Gaussian Mixture Model clustering

Usage

GMM(
  data,
  gaussian_comps = 1,
  dist_mode = "eucl_dist",
  seed_mode = "random_subset",
  km_iter = 10,
  em_iter = 5,
  verbose = FALSE,
  var_floor = 1e-10,
  seed = 1,
  full_covariance_matrices = FALSE
)

Arguments

data: matrix or data frame
gaussian_comps: the number of gaussian mixture components
dist_mode: the distance used during the seeding of initial means and k-means clustering. One of, eucl_dist, maha_dist.
seed_mode: how the initial means are seeded prior to running k-means and/or EM algorithms. One of, static_subset, random_subset, static_spread, random_spread.
km_iter: the number of iterations of the k-means algorithm
em_iter: the number of iterations of the EM algorithm
verbose: either TRUE or FALSE; enable or disable printing of progress during the k-means and EM algorithms
var_floor: the variance floor (smallest allowed value) for the diagonal covariances
seed: integer value for random number generator (RNG)
full_covariance_matrices: a boolean.
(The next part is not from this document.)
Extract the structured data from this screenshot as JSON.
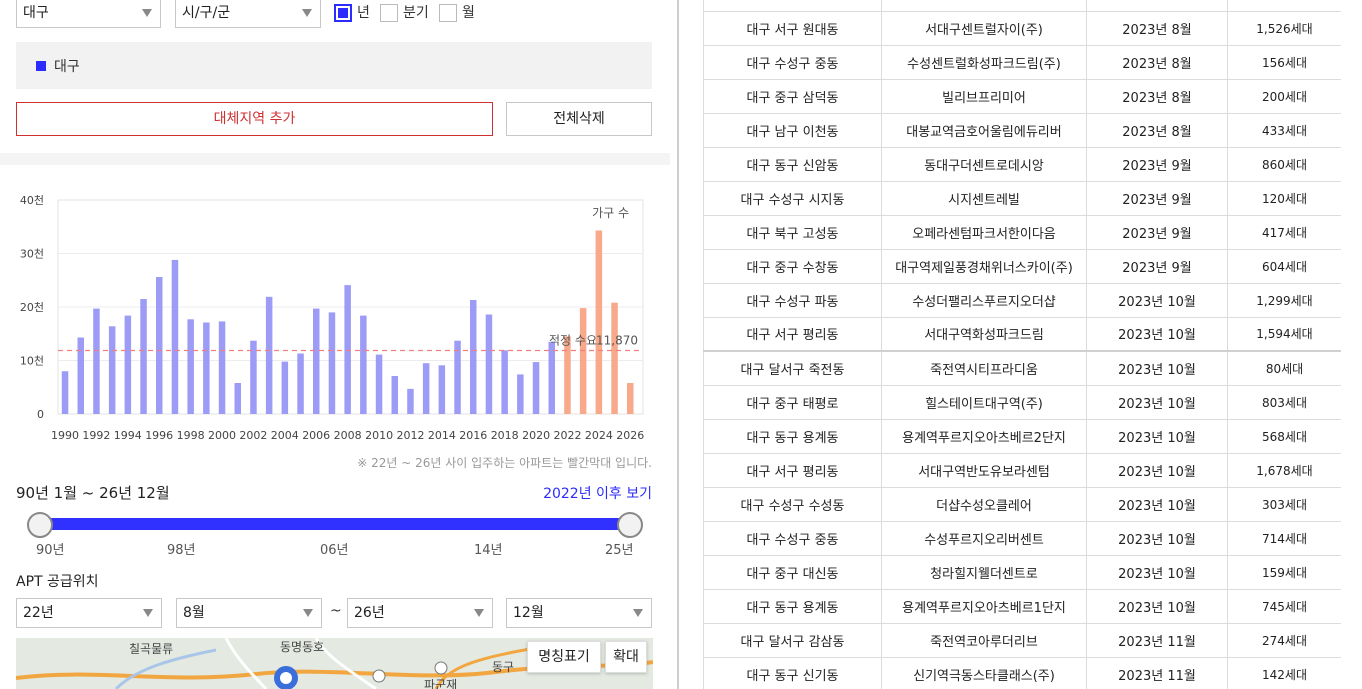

If FALSE "diagonal" covariance matrices (i.e. in each covariance matrix, all entries outside the main diagonal are assumed to be zero) otherwise "full" covariance matrices will be returned. Be aware in case of "full" covariance matrices a cube (3-dimensional) rather than a matrix for the output "covariance_matrices" value will be returned.

Value

a list consisting of the centroids, covariance matrix ( where each row of the matrix represents a diagonal covariance matrix), weights and the log-likelihoods for each gaussian component. In case of Error it returns the error message and the possible causes.

Details

This function is an R implementation of the 'gmm_diag' class of the Armadillo library. The only exception is that user defined parameter settings are not supported, such as seed_mode = 'keep_existing'. For probabilistic applications, better model parameters are typically learned with dist_mode set to maha_dist. For vector quantisation applications, model parameters should be learned with dist_mode set to eucl_dist, and the number of EM iterations set to zero. In general, a sufficient number of k-means and EM iterations is typically about 10. The number of training samples should be much larger than the number of Gaussians. Seeding the initial means with static_spread and random_spread can be much more time consuming than with static_subset and random_subset. The k-means and EM algorithms will run faster on multi-core machines when OpenMP is enabled in your compiler (eg. -fopenmp in GCC)

References

http://arma.sourceforge.net/docs.html

Examples


data(dietary_survey_IBS)

dat = as.matrix(dietary_survey_IBS[, -ncol(dietary_survey_IBS)])

dat = center_scale(dat)

gmm = GMM(dat, 2, "maha_dist", "random_subset", 10, 10)